Minister Ncube cited the bumper harvest the country achieved this year, following a good rainy season, anticipated commodity super-cycle, investments in power and booming construction among the reasons. Zimbabwe will do more good to shield its fledgling recovery from exogenous shocks after nearly two decades of economic down spiral, only punctuated by brief intermittent growth; it developed its value chains, for both raw materials and finished products.

The good thing is the country already has a well-crafted development path, the Zimbabwe National Industrialisation Development Policy, which also proposes development of a local content policy.

The Zimbabwe National Industrial Development Policy (ZNIDP) (2019-2023) is a blueprint for industrialisation which derives from Vision 2030, and is tailored to assist the economy to achieve the above objectives.

The policy is premised upon the deliberate decision taken by the Government to open the country for business, modernise, industrialise and promote investment, with the ultimate goal attaining broad based economic empowerment, inclusive economic growth and employment creation.

Notably, Zimbabwe already possesses the expertise and history of what it takes to build vibrant productive sectors, as one of sub-Sahara’s (outside South Africa) most industrialised economy post independence from Britain in 1980.

Zimbabwe’s captains of industries are well aware of the need to develop domestic supply capacity, which the Confederation of Zimbabwe Industries (CZI) highlighted in its trade dimensions of Covid-19 on Zimbabwe Industry, released in May last year.

“The economy needs to achieve some measure of self-reliance in view of Covid-19 and its restrictions to trade and movement. Moreover, raw materials that can be produced locally should be produced in the country to improve competitiveness of local products on the international market,” CZI said.

CZI said this calls for aggressive resuscitation of local value chains and heightened value addition and beneficiation initiatives. “These initiatives will ensure that jobs are not exported and value added products will fetch more value on the export market,” CZI noted.

Worryingly, exporters also highlighted that inability to access raw material from source countries affected their ability to sustain export demand, leading to significant loss of export revenue and potential loss of market share for exports.

For instance, the report produced by CZI highlighted that 80 percent of Zimbabwean firms in the agriculture and horticultural sectors relied on South Africa for 73 percent of the raw materials they require.

For the horticultural industry, one of the country’s major export earners, CZI said imported raw materials included agro chemicals, stock feed, breeder parents, incubators, parts, vaccines, seeds and plant material.
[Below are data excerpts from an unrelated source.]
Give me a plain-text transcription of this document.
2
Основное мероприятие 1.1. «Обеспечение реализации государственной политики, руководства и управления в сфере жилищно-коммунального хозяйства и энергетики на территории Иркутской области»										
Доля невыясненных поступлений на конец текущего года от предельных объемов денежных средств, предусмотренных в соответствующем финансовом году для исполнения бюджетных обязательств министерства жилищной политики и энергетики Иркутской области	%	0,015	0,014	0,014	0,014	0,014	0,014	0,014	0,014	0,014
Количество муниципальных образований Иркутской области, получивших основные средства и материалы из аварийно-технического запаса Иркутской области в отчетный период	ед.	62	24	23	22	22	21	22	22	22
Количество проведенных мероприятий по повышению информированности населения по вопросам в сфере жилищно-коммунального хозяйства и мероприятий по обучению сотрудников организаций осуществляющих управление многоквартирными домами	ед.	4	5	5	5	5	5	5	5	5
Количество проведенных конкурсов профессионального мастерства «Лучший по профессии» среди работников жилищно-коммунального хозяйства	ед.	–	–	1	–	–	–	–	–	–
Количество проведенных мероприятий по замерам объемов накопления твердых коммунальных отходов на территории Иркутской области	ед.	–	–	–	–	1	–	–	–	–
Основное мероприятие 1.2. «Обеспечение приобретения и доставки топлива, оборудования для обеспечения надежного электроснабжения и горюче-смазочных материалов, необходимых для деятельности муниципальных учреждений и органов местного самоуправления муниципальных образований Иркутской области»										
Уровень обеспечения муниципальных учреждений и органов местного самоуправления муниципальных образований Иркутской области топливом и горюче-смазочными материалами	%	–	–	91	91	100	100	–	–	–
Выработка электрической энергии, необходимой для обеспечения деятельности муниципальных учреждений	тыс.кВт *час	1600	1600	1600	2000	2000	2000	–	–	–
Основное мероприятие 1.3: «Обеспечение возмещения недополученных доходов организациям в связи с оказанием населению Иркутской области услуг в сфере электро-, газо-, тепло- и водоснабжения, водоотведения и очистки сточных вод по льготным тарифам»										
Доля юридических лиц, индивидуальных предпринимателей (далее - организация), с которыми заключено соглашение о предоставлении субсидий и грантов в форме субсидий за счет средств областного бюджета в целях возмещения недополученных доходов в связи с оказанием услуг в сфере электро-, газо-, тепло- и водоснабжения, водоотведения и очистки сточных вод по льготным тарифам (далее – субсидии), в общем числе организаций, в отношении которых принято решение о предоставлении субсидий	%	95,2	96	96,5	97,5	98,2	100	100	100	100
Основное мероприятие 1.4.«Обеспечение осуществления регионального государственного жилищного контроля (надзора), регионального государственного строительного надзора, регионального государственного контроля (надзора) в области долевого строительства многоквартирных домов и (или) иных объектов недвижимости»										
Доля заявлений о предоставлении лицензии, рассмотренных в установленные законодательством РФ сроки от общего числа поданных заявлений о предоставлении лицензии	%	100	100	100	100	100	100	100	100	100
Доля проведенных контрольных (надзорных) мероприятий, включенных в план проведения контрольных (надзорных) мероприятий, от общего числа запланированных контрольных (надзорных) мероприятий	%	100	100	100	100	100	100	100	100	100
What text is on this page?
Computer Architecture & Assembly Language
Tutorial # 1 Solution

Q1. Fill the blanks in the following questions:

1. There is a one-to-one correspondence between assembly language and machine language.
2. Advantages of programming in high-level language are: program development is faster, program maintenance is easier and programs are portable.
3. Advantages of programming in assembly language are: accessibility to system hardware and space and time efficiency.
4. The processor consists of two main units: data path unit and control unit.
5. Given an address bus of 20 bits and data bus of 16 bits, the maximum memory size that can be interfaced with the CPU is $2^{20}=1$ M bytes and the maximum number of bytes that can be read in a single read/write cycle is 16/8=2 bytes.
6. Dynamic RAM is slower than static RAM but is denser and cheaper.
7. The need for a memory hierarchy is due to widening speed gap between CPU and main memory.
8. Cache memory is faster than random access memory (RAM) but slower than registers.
Raw materials imported by the drink, tobacco and beverages sector span across PET packaging, beverage bases, maize and wrapping material, with South Africa being the exclusive source market.

For the chemical and the petroleum industry, 73 percent of the raw materials are imported, including titanium dioxide, chemicals, group two base oils, soap noodles, packaging tubes and bottles, potash and agro-chemicals.

The foot and clothing sector imports 63 percent of its raw materials covering polymers and plastic based, dye stuffs and auxiliaries chemicals are sourced from Turkey, polyester, Cloth material, buttons, elastic, zips, thread, wool, PVC, polypropylene and HDPE (High Density Polyethylene).